The $733 million tax increase on corporations and upper-income households is central to the Democrats’ strategy to keep state services afloat by making some cuts, using reserves and stimulus dollars and trying to avoid raising taxes on lower- and middle-income Oregonians.

“At this point, so-called ‘sin’ taxes do not meet the test,” Oregon House Speaker Dave Hunt said on Friday.

That means there will be no further consideration this year of a 60-cent-a-pack cigarette tax hike to pay for public health and tobacco reduction efforts or a beer tax that sponsors say would add 14 cents to the cost of a glass of beer to help pay for addiction treatment.

Backers of those ’sin’ taxes are disappointed. But they say they understand the need to hold off for now given the likelihood that anti-tax-increase activists will succeed with a referral campaign to force a statewide vote on the Democrats’ budget-balancing income tax package.

The worry is that the beer and tobacco industries also would have tried to refer to the voters any tax increases on those products - resulting in multiple tax increase measures on one statewide ballot early next year.

“There was concern that the tobacco industry would come into a ballot measure fight, and potentially bring down the tobacco tax and all other taxes on the ballot,” said Alejandro Queral of the American Heart Association, a leading backer of the cigarette tax.

Queral also said, however, that cigarette tax supporters will be back with a new proposal, and he said he believes they have enough support to prevail in a future legislative session.

Similarly, state Sen.

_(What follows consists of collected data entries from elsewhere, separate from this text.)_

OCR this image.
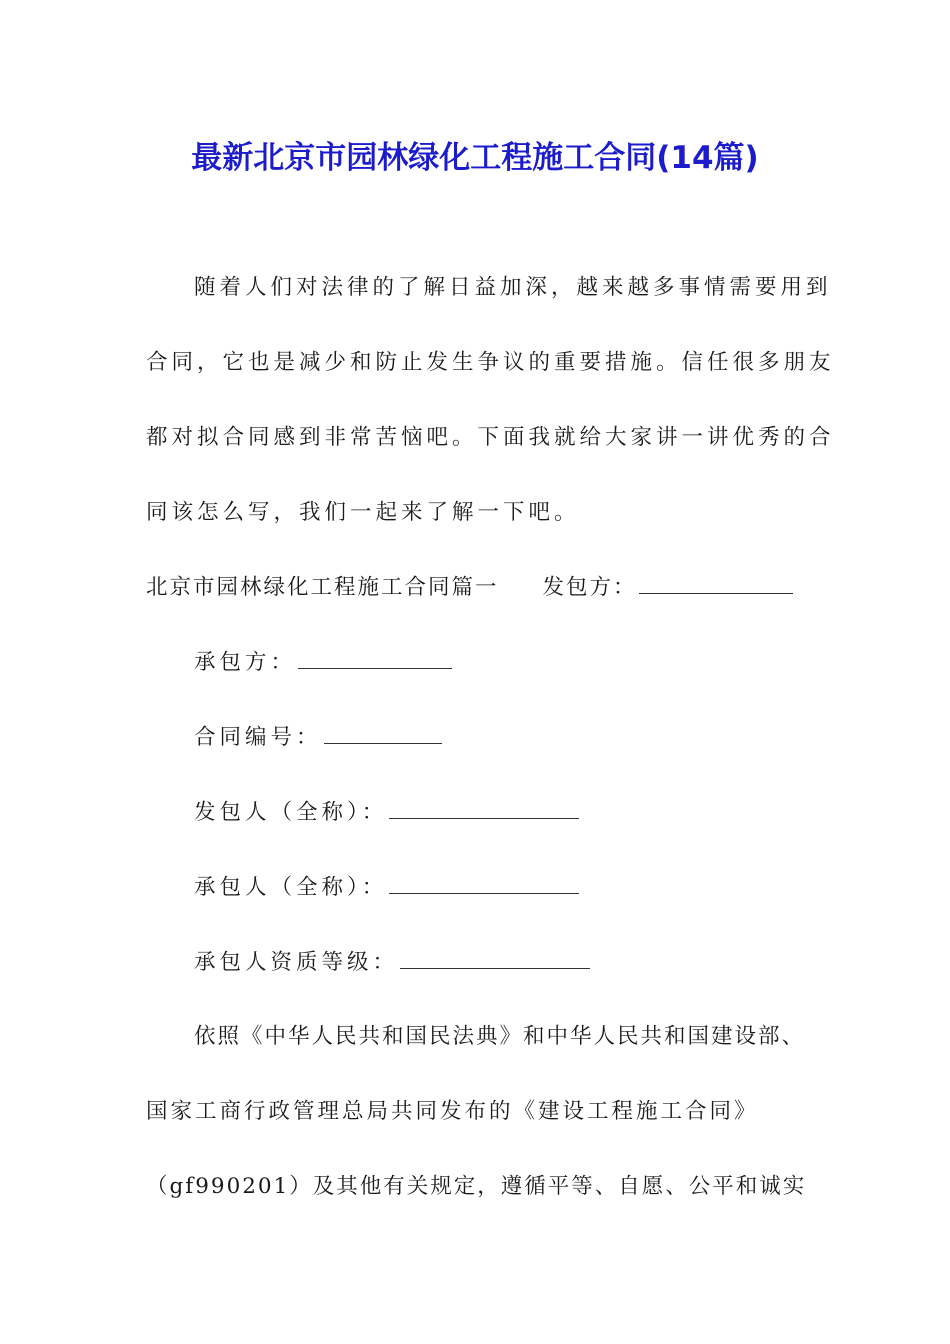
最新北京市园林绿化工程施工合同(14篇)
随着人们对法律的了解日益加深，越来越多事情需要用到
合同，它也是减少和防止发生争议的重要措施。信任很多朋友
都对拟合同感到非常苦恼吧。下面我就给大家讲一讲优秀的合
同该怎么写，我们一起来了解一下吧。
北京市园林绿化工程施工合同篇一 发包方：
承包方：
合同编号：
发包人（全称）：
承包人（全称）：
承包人资质等级：
依照《中华人民共和国民法典》和中华人民共和国建设部、
国家工商行政管理总局共同发布的《建设工程施工合同》
（gf990201）及其他有关规定，遵循平等、自愿、公平和诚实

Floyd Prozanksi, one of the chief sponsors of the beer tax increase, said that while that proposal has been sidelined for now, it likely will be front-and-center when the 2010 Legislature meets.

“A lot of people have sent me e-mails favoring this as a sensible, reasonable approach,” the Eugene Democrat said of his beer tax plan. “I believe we will be talking about this next February.”

The beer industry has managed to bottle up beer tax increases for the past 32 years, but Oregon lawmakers have voted to pass cigarette tax hikes over the years.

In the 2007 session, lawmakers approved an 84.5-cent-pack cigarette tax increase to expand health coverage to uninsured children. But the tax subsequently was referred to the ballot and rejected by Oregon voters later that year.

That came after the tobacco industry spent $12 million on a TV campaign that focused on what it called the ill-advised move of enshrining the tobacco tax in Oregon’s constitution.

House Democrats had reluctantly placed the cigarette tax on the ballot as a constitutional amendment because of House Republicans’ refusal to provide the votes needed to pass the tax outright or place it before voters as a statute.

This year, Democrats avoided using a cigarette tax increase as a way to expand children’s health program. Instead, they have approved higher taxes on hospitals and health insurers to extend coverage to 80,000 children and 35,000 low-income adults.

Political analyst Jim Moore said that, from the Democrats’ perspective, it makes political sense to put the tobacco and beer taxes off to one side right now if their goal is to have the $733 million income tax package survive a trip to the ballot.

“The cigarette and beer taxes aren’t central to the budget, so they don’t bring them up right now.,” Moore said.